As the sufferer doesn’t produce insulin, blood glucose is periodically monitored and regular injections of the hormone are required to avoid blood glucose levels spiralling out of control – this would result in coma followed by death. In contrast Type 2 diabetes tends to develop more slowly and is most common in people over 40. The main causes are defects in the beta cells (so insulin production is decreased) and insulin resistance, whereby insulin is no longer able to stimulate the absorption of glucose by cells.

This form of the disease is more strongly predicted by genetics than Type 1 and there is believed to be a link between Type 2 and obesity. For this reason one of the main steps against Type 2 is to lose weight in combination with improved diet and medication (to stimulate insulin production in the pancreas) – it is rare for insulin injections to be required. Many symptoms are common to both types of disease. With no control over glucose levels they may rise to 200mgs/100mls blood. As the kidneys reach saturation point and become unable to reabsorb any more excess glucose it is excreted in the urine, known as glucosuria.

Due to osmosis the glucose takes a lot of water with it so the volume of urine is abnormally large and this results in the diabetic also being dehydrated and always thirsty. As cells are forced to metabolise fats and proteins for energy in the absence of glucose, ketones are produced which give the sufferer breath which smells of acetone. As mentioned earlier, the disruption of the body’s acid balance as a result of ketone production is the main cause of coma and death in Type 1 diabetics. Again, due to the metabolism of fats diabetes will also manifest itself as weight loss, especially in Type 1 cases.

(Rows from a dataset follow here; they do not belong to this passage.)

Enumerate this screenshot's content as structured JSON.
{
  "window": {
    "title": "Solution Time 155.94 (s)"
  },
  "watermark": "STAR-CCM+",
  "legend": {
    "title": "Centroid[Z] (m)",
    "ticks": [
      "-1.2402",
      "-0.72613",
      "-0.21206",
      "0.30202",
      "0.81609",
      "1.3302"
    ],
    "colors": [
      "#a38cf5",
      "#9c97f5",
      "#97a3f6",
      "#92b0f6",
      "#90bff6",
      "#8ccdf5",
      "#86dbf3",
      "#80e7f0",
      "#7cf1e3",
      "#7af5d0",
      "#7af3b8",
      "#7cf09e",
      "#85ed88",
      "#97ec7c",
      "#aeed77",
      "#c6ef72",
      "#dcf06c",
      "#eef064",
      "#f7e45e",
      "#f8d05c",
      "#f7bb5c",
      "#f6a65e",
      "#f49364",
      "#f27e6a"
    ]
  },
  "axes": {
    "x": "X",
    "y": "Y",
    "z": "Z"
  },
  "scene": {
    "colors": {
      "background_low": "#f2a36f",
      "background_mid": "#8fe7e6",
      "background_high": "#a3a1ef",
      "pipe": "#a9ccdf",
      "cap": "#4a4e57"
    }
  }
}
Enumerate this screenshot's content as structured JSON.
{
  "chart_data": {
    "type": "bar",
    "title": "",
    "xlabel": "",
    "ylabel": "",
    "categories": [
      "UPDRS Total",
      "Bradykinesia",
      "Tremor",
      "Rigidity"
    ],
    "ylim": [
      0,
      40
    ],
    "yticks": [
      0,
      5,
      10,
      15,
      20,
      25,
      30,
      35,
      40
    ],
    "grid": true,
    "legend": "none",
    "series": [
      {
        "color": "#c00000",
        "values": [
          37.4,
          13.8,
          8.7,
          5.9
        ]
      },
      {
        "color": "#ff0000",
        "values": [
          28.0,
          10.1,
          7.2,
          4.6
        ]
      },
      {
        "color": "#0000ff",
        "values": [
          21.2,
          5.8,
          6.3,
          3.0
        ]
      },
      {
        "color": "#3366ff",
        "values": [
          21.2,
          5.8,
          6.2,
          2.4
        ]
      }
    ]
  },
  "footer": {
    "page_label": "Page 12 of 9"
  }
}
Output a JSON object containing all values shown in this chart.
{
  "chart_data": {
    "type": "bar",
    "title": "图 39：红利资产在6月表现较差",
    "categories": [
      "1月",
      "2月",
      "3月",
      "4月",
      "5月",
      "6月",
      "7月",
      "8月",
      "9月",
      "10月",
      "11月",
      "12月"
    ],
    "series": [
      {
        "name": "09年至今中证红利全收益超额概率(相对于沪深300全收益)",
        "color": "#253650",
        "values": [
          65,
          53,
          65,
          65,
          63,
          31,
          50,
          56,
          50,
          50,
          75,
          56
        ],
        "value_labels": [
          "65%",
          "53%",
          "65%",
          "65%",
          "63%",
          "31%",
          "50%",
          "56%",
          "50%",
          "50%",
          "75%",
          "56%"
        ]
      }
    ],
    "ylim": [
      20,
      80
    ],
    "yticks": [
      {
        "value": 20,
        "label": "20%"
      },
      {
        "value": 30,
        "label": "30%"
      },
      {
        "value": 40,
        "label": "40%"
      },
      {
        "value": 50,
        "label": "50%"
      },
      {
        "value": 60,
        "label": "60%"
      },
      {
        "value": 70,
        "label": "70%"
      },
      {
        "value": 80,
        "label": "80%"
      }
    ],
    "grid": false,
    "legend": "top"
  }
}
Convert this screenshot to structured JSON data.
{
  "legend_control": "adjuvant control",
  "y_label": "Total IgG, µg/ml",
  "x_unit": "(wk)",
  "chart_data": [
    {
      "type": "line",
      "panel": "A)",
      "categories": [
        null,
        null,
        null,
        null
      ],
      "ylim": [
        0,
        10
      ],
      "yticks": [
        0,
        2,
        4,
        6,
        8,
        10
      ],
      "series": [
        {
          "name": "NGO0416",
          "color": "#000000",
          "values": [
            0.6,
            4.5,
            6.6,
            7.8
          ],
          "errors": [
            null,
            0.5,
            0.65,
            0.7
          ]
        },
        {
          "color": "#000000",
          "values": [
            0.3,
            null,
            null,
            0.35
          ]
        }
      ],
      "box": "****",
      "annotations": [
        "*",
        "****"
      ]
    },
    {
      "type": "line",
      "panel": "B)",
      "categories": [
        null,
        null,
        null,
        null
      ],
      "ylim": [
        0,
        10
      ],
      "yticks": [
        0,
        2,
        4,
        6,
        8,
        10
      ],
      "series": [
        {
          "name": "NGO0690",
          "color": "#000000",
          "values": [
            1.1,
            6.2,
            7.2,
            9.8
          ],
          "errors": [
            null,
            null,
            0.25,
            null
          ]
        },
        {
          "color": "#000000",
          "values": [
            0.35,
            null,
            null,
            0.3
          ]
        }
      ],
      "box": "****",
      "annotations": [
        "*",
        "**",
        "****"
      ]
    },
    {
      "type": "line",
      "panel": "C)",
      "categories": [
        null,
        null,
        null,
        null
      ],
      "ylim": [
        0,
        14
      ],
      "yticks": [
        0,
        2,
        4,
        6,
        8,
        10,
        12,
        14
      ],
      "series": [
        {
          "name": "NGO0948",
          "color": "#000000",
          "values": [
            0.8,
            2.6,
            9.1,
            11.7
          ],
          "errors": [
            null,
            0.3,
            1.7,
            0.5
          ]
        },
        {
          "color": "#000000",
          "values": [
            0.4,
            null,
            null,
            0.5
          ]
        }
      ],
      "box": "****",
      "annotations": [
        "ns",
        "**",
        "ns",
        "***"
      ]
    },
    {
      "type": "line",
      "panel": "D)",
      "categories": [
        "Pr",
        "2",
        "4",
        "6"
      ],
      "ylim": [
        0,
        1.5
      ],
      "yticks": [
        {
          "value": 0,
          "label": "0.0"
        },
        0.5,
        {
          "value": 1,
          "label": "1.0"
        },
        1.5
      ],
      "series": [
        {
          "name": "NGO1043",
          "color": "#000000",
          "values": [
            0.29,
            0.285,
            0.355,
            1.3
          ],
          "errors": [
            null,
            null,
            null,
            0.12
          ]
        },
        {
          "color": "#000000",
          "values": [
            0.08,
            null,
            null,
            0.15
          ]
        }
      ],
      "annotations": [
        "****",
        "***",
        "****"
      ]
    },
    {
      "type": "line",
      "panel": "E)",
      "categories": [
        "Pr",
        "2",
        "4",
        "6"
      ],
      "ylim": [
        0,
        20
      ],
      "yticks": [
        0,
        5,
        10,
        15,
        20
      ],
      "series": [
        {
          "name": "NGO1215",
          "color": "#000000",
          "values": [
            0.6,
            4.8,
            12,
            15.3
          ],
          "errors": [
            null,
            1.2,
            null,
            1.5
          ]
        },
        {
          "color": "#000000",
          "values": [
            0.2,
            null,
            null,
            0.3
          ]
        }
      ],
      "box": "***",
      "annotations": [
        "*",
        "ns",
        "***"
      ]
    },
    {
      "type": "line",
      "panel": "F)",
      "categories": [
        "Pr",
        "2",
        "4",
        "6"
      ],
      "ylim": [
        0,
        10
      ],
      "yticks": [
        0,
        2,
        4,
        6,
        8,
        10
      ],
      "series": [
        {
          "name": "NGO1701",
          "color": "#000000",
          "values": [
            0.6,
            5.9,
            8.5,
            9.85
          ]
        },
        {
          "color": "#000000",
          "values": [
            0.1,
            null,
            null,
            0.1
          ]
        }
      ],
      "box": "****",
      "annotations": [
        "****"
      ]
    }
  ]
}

In the long term both types have potential to cause heart disease, kidney and nerve damage, stroke and blindness if not managed well. As stated above both types are currently treated through a healthy diet combined with medication, but there are other treatment prospects to consider in the future such as Islet Cell Transplantation. Perhaps the most interesting is the work by the US Department of Energy on an artificial pancreas which if developed could free diabetics from the rigours of current treatments and ensure accurate control of blood glucose at all times.